You are running a rather large scale reaction where you prepare the grignard reagent phenylmagnesium bromide by reacting 210.14 grams of magnesium with 772 ml of bromobenzene. How many moles of grignard reagent would you expect to form? (the density of bromobenzene is 1.495 g/ml, Mg = 24.3 g/mol, bromobenzene=157.01 g/mol)

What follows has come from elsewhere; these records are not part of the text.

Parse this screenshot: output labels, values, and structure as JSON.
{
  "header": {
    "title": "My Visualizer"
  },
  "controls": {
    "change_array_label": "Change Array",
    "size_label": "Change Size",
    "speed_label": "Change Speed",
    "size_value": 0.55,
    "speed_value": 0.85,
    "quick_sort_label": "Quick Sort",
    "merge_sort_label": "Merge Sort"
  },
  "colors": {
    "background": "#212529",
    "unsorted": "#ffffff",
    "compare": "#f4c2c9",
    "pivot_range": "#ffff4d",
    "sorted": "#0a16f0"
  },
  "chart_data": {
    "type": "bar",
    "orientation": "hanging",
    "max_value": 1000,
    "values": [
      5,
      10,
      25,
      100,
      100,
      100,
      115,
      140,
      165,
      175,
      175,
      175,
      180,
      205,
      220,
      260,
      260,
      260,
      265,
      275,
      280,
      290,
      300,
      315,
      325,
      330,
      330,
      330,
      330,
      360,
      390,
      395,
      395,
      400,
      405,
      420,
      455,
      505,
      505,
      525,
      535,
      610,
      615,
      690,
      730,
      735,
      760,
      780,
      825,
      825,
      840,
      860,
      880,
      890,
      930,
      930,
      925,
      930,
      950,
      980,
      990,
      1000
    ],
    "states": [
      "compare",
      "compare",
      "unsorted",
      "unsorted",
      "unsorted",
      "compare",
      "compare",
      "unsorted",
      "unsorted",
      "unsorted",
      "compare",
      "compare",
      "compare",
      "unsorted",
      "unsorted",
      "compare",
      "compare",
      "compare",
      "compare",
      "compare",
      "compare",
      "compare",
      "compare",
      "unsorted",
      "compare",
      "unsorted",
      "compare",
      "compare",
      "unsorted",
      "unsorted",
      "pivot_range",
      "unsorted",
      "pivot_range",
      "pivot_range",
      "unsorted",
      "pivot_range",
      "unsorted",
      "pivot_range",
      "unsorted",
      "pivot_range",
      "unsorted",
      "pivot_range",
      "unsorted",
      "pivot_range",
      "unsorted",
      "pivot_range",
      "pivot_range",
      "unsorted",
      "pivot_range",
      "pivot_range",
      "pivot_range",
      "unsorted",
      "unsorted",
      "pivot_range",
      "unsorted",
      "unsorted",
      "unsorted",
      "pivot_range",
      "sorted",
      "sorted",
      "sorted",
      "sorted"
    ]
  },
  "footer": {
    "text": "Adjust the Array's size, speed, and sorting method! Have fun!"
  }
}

We would expect to form 7.35 moles of grignard reagent.

Explanation:

Step 1: Data given

Mass of magnesium = 210.14 grams

Volume bromobenzene = 772 mL

Density of bromobenzene = 1.495 g/mL

Molar mass of Mg = 24.3 g/mol

Molar mass of bromobenzene = 157.01 g/mol

Step 2: The balanced equation

C6H5Br + Mg ⇒ C6H5MgBr

Step 3: Calculate mass of bromobenzene

Mass bromobenzene = density bromobenzene * volume

Mass bromobenzene = 1.495 g/mL * 772 mL

Mass bromobenzene = 1154.14 grams

Step 4: Calculate number of moles bromobenzene

Moles bromobenzene = mass bromobenzene / molar mass bromobenzene

Moles bromobenzene = 1154.14g / 157.01 g/mol

Moles bromobenzene = 7.35 moles

Step 5: Calculate moles of Mg

Moles Mg = 210.14 grams / 24.3 g/mol

Moles Mg = 8.65 moles

Step 6: The limiting reactant

The mole ratio is 1:1 So the bromobenzene has the smallest amount of moles, so it's the limiting reactant. It will be completely consumed (7.35 moles). Magnesium is in excess, There will react 7.35 moles. There will remain 8.65 - 7.35 = 1.30 moles

Step 7: Calculate moles of phenylmagnesium bromide

For 1 mole of bromobenzene, we need 1 mole of Mg to produce 1 mole of phenylmagnesium bromide

For 7.35 moles bromobenzene, we have 7.35 moles phenylmagnesium bromide

We would expect to form 7.35 moles of grignard reagent.